Assume (for some reason) there are a whole lot of messages in the queue, and within a few seconds or minutes three or four update notifications on the same object hit the queue. Assume the first message is processed after the fourth update to the record was finished, and its update notification is put in the queue. When you only pass along the ID of the record, all four messages would perform exactly the same operation on the remote system, which for one is absolutely superfluous. In addition, the remote system sees four updates, all the same,but has no information of the three intermediating states of the object, thus, the history, if relevant, is lost for this system.

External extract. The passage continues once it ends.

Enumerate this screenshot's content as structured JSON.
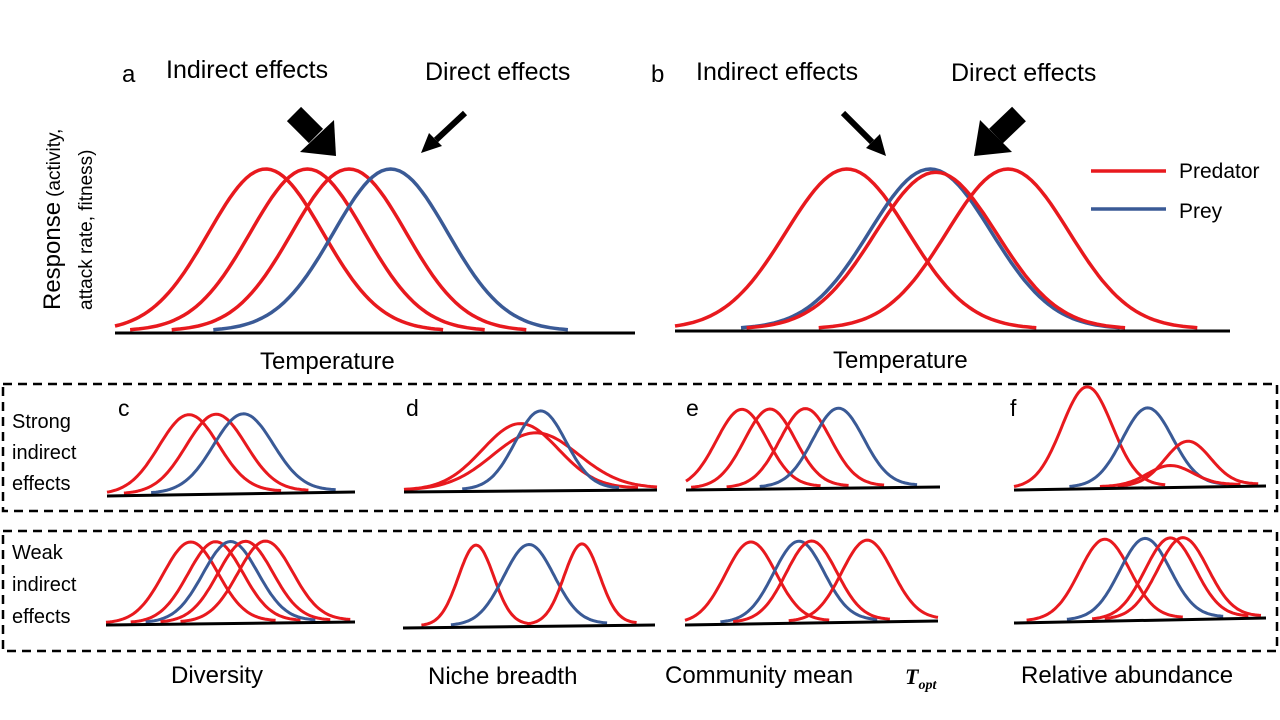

Beside these semantic implications, technical reasons for passing the id or the whole data are whether it's cheaper to unwrap the updated information from the message body or to load them from the database. This depends on how you want to serialize/deserialize the contents. The message sizes you provided should be no problem for decent JMS implementation when you want to send the data along.
When serializing java objects into messages you need to hold the class format in sync between sender and consumer, and you have to empty the queue before you can update to a newer version of the class on the consuming site. Of course the same counts for database updates when you just pass along the id.
When you just send the ID to the consumer you will have additional database connections, this might also be relevant depending on the load on the database and how complex the queries are you need to execute to get the objects.